Clive Finlayson, director of the Heritage Division at the Gibraltar Museum, and a longtime Neanderthal researcher comments: “What we’ve been showing slowly is, we’ve been making the Neanderthals more and more like us, human in a sense…Of course they were different; people in different parts of the world have differences in culture and so on. But they’re human. And we’ve brought the Neanderthal closer to us.”
- More and more, we find that Neanderthals are like us (but they didn’t have dogs)

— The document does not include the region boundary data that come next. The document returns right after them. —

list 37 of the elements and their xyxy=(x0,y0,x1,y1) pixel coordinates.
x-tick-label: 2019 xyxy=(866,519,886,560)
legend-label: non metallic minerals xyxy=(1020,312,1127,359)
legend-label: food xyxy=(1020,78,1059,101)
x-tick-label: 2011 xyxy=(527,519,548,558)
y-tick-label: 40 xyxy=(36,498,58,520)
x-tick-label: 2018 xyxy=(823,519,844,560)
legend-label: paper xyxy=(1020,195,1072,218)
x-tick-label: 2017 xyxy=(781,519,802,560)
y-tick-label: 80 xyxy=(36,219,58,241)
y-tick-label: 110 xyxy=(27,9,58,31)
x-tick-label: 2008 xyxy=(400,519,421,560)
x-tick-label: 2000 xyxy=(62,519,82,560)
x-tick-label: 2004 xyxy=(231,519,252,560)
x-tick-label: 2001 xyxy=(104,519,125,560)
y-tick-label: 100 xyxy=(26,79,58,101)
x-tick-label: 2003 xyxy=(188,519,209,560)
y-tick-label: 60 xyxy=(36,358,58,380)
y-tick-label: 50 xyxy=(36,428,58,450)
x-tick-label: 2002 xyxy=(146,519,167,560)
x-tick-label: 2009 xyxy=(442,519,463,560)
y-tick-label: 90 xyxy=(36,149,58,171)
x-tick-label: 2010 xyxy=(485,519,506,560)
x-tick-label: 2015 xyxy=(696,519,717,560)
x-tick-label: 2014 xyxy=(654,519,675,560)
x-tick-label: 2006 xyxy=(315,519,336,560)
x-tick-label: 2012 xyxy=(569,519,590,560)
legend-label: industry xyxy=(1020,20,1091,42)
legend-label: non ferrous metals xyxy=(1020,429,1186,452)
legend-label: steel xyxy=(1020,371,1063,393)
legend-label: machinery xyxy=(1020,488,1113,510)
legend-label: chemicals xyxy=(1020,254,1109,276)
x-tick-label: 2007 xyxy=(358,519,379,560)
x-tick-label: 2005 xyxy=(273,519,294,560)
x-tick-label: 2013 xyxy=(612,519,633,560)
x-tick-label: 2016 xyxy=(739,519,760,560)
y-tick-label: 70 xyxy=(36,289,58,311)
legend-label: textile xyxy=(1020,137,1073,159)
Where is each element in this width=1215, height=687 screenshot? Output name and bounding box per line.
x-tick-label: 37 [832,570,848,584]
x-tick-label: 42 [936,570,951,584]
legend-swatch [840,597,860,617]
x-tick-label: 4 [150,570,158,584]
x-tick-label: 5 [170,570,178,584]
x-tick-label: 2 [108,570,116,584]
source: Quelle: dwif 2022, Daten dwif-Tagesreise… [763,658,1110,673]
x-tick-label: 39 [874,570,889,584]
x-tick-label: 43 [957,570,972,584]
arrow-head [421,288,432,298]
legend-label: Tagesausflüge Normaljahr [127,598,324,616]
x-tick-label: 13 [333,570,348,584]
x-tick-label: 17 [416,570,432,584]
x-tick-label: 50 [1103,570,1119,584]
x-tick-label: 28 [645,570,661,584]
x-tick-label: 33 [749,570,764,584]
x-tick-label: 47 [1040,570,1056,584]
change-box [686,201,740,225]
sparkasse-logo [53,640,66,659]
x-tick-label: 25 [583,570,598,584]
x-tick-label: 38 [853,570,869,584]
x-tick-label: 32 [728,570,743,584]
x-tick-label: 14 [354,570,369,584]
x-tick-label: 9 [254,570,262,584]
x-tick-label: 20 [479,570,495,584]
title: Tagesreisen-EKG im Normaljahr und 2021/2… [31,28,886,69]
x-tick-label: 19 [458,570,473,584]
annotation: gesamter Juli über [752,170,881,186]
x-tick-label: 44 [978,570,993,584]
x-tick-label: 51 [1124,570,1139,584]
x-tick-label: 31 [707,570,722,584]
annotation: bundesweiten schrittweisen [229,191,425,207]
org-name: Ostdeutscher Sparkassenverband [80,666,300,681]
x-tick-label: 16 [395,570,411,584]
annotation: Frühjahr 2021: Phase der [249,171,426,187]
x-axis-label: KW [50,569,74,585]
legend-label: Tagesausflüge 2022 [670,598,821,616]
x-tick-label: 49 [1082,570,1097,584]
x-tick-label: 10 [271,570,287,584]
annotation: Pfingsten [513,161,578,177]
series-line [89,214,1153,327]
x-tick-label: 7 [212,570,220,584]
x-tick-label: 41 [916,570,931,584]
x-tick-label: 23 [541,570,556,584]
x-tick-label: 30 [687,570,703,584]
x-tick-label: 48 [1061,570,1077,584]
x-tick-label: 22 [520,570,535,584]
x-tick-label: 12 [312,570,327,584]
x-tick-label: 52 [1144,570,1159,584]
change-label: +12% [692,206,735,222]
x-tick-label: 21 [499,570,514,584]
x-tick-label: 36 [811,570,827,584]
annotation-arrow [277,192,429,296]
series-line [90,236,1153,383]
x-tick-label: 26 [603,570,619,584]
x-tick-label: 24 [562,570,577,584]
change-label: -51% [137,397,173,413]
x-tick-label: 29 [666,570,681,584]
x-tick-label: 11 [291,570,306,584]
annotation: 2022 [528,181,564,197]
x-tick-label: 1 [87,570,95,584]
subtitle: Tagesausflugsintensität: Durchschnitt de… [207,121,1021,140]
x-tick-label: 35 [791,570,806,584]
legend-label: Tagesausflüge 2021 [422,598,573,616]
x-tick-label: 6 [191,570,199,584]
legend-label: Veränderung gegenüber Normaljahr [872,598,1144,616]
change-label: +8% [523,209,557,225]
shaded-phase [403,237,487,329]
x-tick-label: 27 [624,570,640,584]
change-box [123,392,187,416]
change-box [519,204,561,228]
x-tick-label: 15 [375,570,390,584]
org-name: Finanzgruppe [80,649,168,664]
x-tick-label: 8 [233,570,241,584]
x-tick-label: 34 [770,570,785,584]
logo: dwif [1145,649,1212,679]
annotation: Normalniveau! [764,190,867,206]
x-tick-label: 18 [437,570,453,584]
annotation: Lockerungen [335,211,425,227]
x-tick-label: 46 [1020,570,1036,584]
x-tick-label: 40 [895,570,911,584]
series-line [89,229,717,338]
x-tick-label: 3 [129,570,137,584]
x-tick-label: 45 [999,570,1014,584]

The New Yorker magazine carried an article about Neanderthal capabilities and closeness to modern humans. The article starts by discussing a recently announced discovery that the earliest known encounters took place in Israel. A fifty-five-thousand-year-old skull found in a cave near the Sea of Galilee was identified as that of a modern human. It is the first evidence that humans were living in the region at the same time Neanderthals are known to have inhabited it. It also discusses the finding by researchers at the University of Montreal of a fifty-five-thousand-year-old tool made of bone in a cave in France. Because, at that point, modern humans had not yet reached France, the tool, fashioned from a reindeer femur, must have been made by Neanderthals. Six months before that announcement came news from a team of European researchers about the finding of an engraved design made by Neanderthals in Gibraltar.